Greg made the comment to his buddy Kent (Steven Pasquale) at a party where, unfortunately, Kent’s wife Carly (Piper Perabo) heard what was said and passed it along to her best friend, Steph.
“reasons to be pretty” opens with an explosive confrontation between Steph and Greg where he tries to explain what he meant by “regular” and she burns with rage about being publicly dissed by her boyfriend.

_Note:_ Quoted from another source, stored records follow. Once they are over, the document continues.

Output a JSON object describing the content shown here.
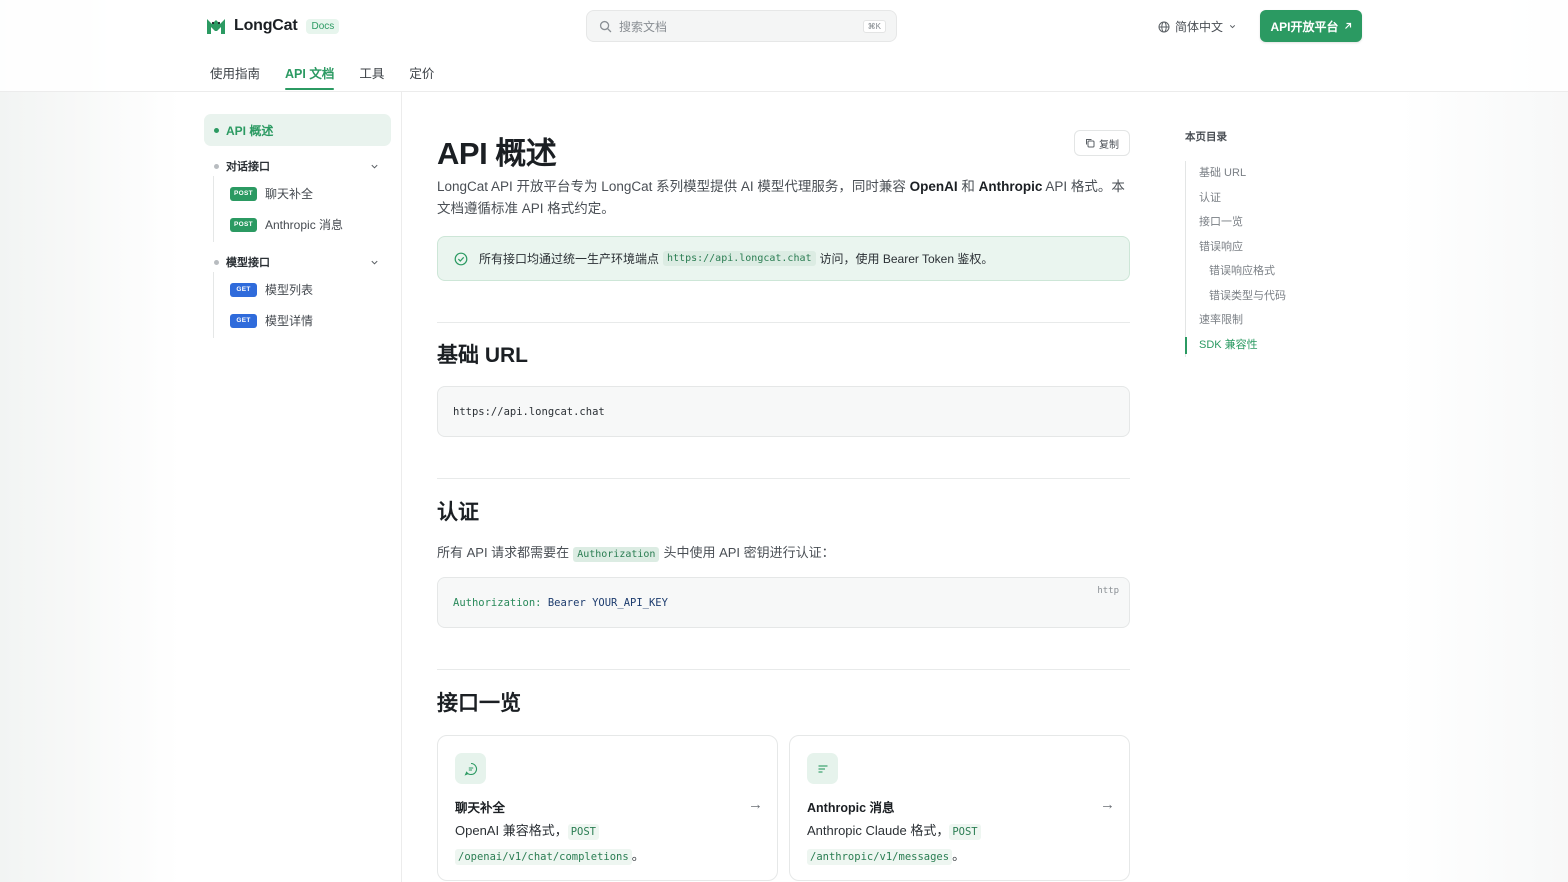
{
  "header": {
    "brand": "LongCat",
    "badge": "Docs",
    "search_placeholder": "搜索文档",
    "search_shortcut": "⌘K",
    "language": "简体中文",
    "cta": "API开放平台",
    "nav": [
      "使用指南",
      "API 文档",
      "工具",
      "定价"
    ],
    "nav_active": "API 文档"
  },
  "sidebar": {
    "overview": "API 概述",
    "groups": [
      {
        "label": "对话接口",
        "items": [
          {
            "method": "POST",
            "label": "聊天补全"
          },
          {
            "method": "POST",
            "label": "Anthropic 消息"
          }
        ]
      },
      {
        "label": "模型接口",
        "items": [
          {
            "method": "GET",
            "label": "模型列表"
          },
          {
            "method": "GET",
            "label": "模型详情"
          }
        ]
      }
    ]
  },
  "main": {
    "title": "API 概述",
    "copy_label": "复制",
    "intro_part1": "LongCat API 开放平台专为 LongCat 系列模型提供 AI 模型代理服务，同时兼容 ",
    "intro_openai": "OpenAI",
    "intro_and": " 和 ",
    "intro_anthropic": "Anthropic",
    "intro_part2": " API 格式。本文档遵循标准 API 格式约定。",
    "callout_pre": "所有接口均通过统一生产环境端点",
    "callout_code": "https://api.longcat.chat",
    "callout_post": "访问，使用 Bearer Token 鉴权。",
    "base_url_heading": "基础 URL",
    "base_url": "https://api.longcat.chat",
    "auth_heading": "认证",
    "auth_pre": "所有 API 请求都需要在",
    "auth_code": "Authorization",
    "auth_post": "头中使用 API 密钥进行认证：",
    "auth_block_key": "Authorization:",
    "auth_block_value": "Bearer YOUR_API_KEY",
    "auth_block_lang": "http",
    "endpoints_heading": "接口一览",
    "cards": [
      {
        "title": "聊天补全",
        "desc_pre": "OpenAI 兼容格式，",
        "method": "POST",
        "path": "/openai/v1/chat/completions",
        "desc_post": "。",
        "arrow": "→"
      },
      {
        "title": "Anthropic 消息",
        "desc_pre": "Anthropic Claude 格式，",
        "method": "POST",
        "path": "/anthropic/v1/messages",
        "desc_post": "。",
        "arrow": "→"
      }
    ]
  },
  "toc": {
    "title": "本页目录",
    "items": [
      "基础 URL",
      "认证",
      "接口一览",
      "错误响应",
      "错误响应格式",
      "错误类型与代码",
      "速率限制",
      "SDK 兼容性"
    ],
    "active": "SDK 兼容性"
  },
  "colors": {
    "accent": "#2b9a62",
    "get": "#2f6bdb"
  }
}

It’s always tricky to start a dramatic piece at such a fever pitch — LaBute and director Terry Kinney run the risk of hitting us with so much anger that we are turned off before we get to know who these people are.
But, Sadoski’s horrified reaction to Ireland’s tirade anchors us in the middle of a primal situation — everybody’s hope that they are seen as being “pretty” or “handsome” in the eyes of those who love them.
The play goes on to explore the two couples after Greg and Steph break up and we learn of the secret problems between Kent and Carly.
“I’ve written about a lot of men who are really little boys at heart, but Greg…just might be one of the few adults I’ve ever tackled,” LaBute wrote in the preface to the published version of the script.
“A boy grows up and becomes a man. I suppose every writer has one of those stories to tell, and this one is mine,” he adds.
“reasons to be pretty” doesn’t have what you could call an unalloyed “happy ending” but the emotional distance Greg travels from the first scene to the last is genuinely hopeful.